When the 70th Primetime Emmy Award nominations are announced Thursday morning, you might be surprised — and possibly even angered — to find that a number of last year's nominees and winners, specifically Veep, Better Call Saul, Master of None and House of Cards, won't be on the ballot. However, there is a very simple explanation for their absence: they're all ineligible.
The Emmys' eligibility period runs from June 1 to May 31 every year. (However, Emmy rules state that if a series airs the bulk of its season during the eligibility period, episodes that air in June before the first round of Emmy voting is closed are still considered eligible in the cycle.)
Production on Veep, which traditionally airs in spring and has won the Emmy for Outstanding Comedy Series the last three years, was delayed while star Julia Louis-Dreyfus underwent treatment for breast cancer. She announced her diagnosis last fall, less than two weeks after taking home her record-tying eighth Emmy for acting. Elsewhere, the Netflix drama House of Cards was forced to halt production in the wake of the sexual misconduct allegations against Kevin Spacey. He was subsequently fired, while the show's sixth and final season was retooled to focus on Robin Wright's Claire Underwood. It will now debut later this year.
The reasons for Better Call Saul and Master of None being ineligible are thankfully less serious. Better Call Saul, which has somehow never won an Emmy despite the fact Breaking Bad was an Emmys favorite, is debuting its fourth season in August instead of the typical April. Meanwhile, Master of None, which has taken home two Emmys for writing, simply hasn't yet been renewed for a third season by Netflix due to the creative team needing a break, which means it was never going to be in the running anyway.
It might seem rather insignificant that these four shows aren't eligible, but their absencefrom this year's Emmys race is important because of what it means for other shows, namely that they might have a chance to break in as there are now two openings in the races for both Outstanding Drama and Outstanding Comedy.

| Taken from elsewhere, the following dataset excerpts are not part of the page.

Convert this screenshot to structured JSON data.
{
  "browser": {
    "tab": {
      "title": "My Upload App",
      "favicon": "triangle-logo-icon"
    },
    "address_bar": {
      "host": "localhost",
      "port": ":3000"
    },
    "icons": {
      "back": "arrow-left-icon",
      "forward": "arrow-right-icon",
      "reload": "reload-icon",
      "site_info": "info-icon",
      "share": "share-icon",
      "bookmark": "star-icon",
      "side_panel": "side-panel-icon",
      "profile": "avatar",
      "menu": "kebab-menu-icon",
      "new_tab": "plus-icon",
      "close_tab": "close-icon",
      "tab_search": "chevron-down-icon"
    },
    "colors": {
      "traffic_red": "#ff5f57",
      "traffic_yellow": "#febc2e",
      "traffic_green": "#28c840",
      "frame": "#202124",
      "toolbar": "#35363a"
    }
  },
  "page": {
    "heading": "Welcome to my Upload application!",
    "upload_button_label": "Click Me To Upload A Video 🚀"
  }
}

It's likely the five remaining best drama nominees from 2017 — reigning winner The Handmaid's Tale, The Crown, Stranger Things, This Is Us and Westworld — will repeat this year, and we'd bet all the money in Westeros that Game of Thrones, which took home the award in 2015 and 2016, will return to the drama race despite the fact the seventh season had some issues and aired nearly a year ago (because voting happens in June, there's a major benefit to airing in the months leading up to it). That leaves one spot for a new series to slip into the race. It wouldn't be surprising if FX's The Americans returned to the race for its killer final season, but it also wouldn't be shocking if the critically beloved freshman series Killing Eve made an appearance either.

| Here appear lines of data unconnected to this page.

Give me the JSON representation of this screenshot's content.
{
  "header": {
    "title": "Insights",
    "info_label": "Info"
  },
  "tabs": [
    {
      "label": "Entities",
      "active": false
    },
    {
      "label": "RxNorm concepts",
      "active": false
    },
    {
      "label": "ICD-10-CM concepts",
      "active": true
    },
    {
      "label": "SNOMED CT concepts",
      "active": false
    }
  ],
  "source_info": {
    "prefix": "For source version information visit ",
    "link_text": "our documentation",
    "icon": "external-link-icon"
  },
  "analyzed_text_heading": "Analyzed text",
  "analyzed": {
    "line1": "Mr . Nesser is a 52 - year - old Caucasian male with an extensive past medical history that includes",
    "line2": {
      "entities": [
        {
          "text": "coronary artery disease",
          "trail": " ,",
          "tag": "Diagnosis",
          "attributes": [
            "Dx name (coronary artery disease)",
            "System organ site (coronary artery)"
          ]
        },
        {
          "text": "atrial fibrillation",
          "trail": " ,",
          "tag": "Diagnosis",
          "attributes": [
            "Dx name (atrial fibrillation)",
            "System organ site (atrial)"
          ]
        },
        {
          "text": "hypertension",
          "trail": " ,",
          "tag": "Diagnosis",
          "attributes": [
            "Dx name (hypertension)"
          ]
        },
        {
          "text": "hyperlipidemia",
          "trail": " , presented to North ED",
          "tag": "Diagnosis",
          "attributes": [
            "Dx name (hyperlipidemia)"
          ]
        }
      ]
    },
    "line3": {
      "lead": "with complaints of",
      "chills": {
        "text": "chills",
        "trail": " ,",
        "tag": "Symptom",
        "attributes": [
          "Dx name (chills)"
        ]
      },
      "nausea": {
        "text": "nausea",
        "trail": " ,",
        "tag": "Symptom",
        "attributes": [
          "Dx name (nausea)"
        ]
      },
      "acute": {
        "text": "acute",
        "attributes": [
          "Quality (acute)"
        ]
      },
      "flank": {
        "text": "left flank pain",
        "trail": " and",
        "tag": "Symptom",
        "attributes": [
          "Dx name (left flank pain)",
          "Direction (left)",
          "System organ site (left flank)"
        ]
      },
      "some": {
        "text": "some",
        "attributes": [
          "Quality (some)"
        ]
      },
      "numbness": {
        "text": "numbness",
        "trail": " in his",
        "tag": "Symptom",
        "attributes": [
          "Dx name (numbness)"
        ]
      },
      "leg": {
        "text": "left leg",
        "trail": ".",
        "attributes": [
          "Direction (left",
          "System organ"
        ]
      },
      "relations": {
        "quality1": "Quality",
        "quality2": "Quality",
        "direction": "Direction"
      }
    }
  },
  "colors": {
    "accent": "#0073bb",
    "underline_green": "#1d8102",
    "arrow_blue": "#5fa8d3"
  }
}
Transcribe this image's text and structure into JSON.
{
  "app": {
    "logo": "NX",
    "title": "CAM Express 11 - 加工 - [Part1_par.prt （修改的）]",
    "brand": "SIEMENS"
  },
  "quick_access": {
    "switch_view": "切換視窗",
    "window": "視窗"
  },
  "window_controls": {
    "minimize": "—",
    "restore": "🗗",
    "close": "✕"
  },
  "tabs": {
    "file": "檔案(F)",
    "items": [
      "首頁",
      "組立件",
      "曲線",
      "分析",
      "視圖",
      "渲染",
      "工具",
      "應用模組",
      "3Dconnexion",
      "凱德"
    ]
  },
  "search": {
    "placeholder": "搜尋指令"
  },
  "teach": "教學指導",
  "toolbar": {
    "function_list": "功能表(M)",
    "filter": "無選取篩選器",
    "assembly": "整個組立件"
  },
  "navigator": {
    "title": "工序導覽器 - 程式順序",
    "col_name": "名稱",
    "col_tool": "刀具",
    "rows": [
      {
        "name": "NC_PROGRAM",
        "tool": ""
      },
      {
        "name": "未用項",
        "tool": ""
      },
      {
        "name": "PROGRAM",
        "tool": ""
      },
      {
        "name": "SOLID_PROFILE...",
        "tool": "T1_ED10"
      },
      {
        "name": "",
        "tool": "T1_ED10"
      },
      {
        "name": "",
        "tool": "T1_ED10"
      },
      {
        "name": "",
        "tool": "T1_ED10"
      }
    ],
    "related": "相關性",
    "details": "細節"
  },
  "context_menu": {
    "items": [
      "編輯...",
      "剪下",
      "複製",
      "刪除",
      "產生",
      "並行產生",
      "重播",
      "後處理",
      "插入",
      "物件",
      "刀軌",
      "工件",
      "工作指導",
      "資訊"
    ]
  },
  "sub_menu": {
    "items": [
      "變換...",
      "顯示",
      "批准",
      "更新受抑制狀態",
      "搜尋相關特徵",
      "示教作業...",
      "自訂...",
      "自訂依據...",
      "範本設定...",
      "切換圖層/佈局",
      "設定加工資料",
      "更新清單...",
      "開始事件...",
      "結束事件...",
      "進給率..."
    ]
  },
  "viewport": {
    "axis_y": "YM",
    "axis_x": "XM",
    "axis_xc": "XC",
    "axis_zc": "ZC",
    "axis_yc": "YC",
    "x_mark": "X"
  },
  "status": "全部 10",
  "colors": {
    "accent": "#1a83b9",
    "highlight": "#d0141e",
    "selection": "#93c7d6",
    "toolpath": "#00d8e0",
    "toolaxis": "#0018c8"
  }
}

On the comedy side, the race is slightly more open. Of last year's nominees, it's likely that Atlanta, black-ish and Silicon Valley will all repeat. However, there's less steam behind the new season of Unbreakable Kimmy Schmidt despite the fact it debuted right at the end of the eligibility period, and it's very possible that this is the year Modern Family will finally drop out of the running. That leaves room for Amazon's The Marvelous Mrs. Maisel, which took home the Golden Globe earlier this year, to easily enter the running. After that, it's kind of up in the air. The new season of Curb Your Enthusiasm and the revival of Will & Grace could easily find themselves in the race, but we also shouldn't count out Netflix's GLOW, which would be nominated for its first season, not the just-debuted second.

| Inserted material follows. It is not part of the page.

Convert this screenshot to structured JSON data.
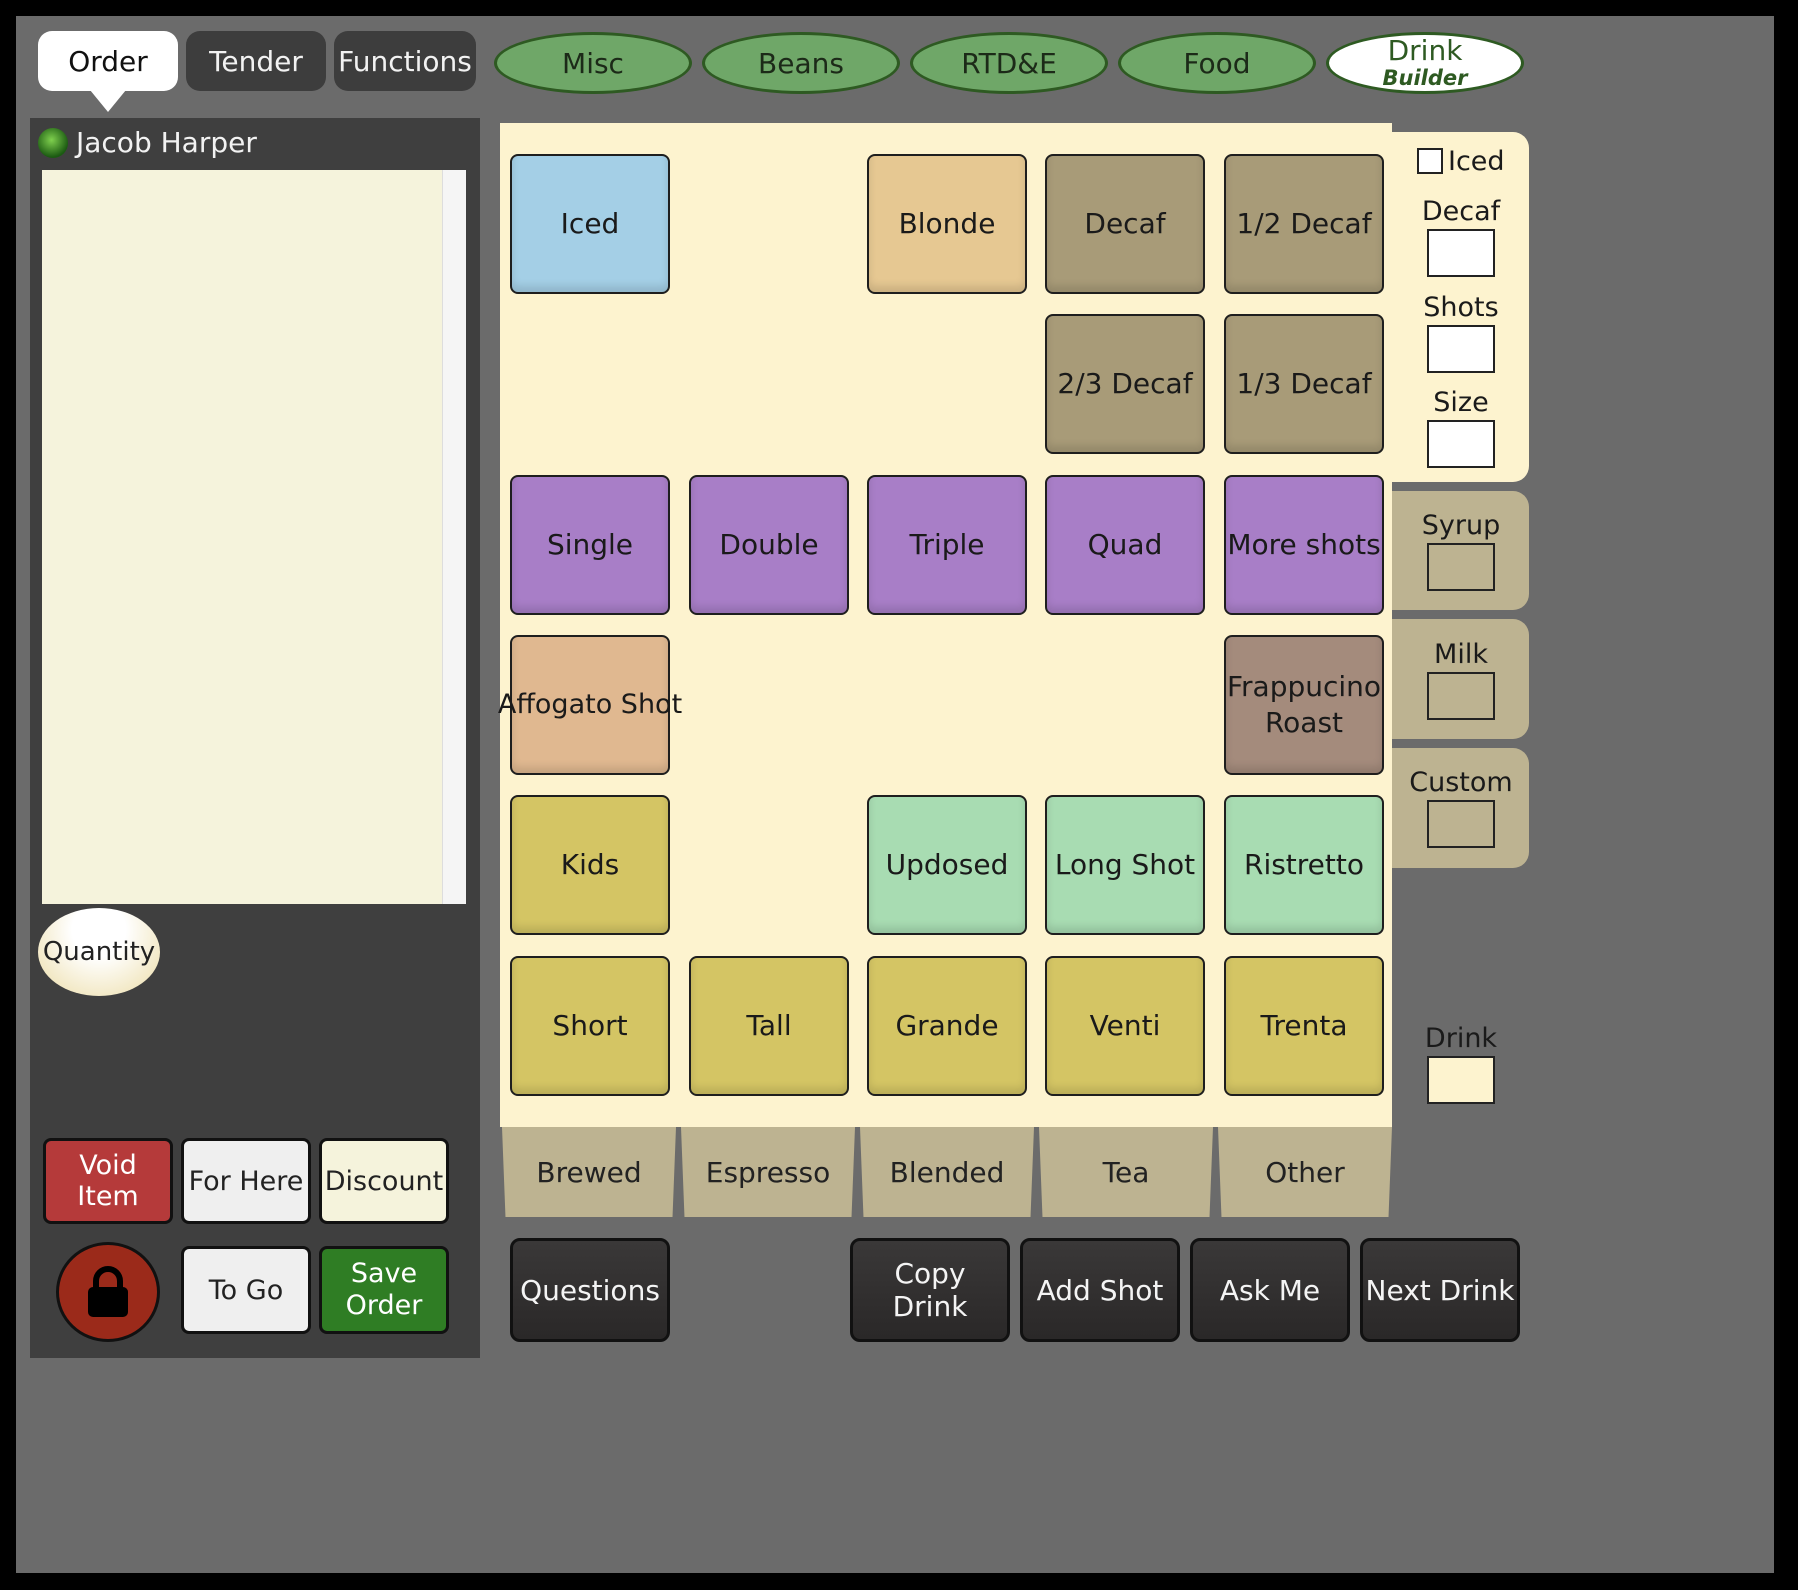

The four shows not being eligible will also affect the acting races. Louis-Dreyfus has taken home the award for Outstanding Lead Actress in a Comedy Series for six years straight; her absence means we will see a new best actress winner crowned for the first time since 2011. The other acting races will obviously also be influenced — Bob Odenkirk has been nominated three years in a row for his performance on Better Call Saul, for instance — but while all of this is rather unfortunate for those of who love these particular shows and their associated actors, their absence from this year's Emmys is also a good thing, because the Emmys could use a little new blood. So be sure to tune in Thursday at 11:30 a.m. ET / 8:30 a.m. PT to see who'll be nominated in their place.
The 70th Primetime Emmy Awards airs Monday, Sept. 17 on NBC.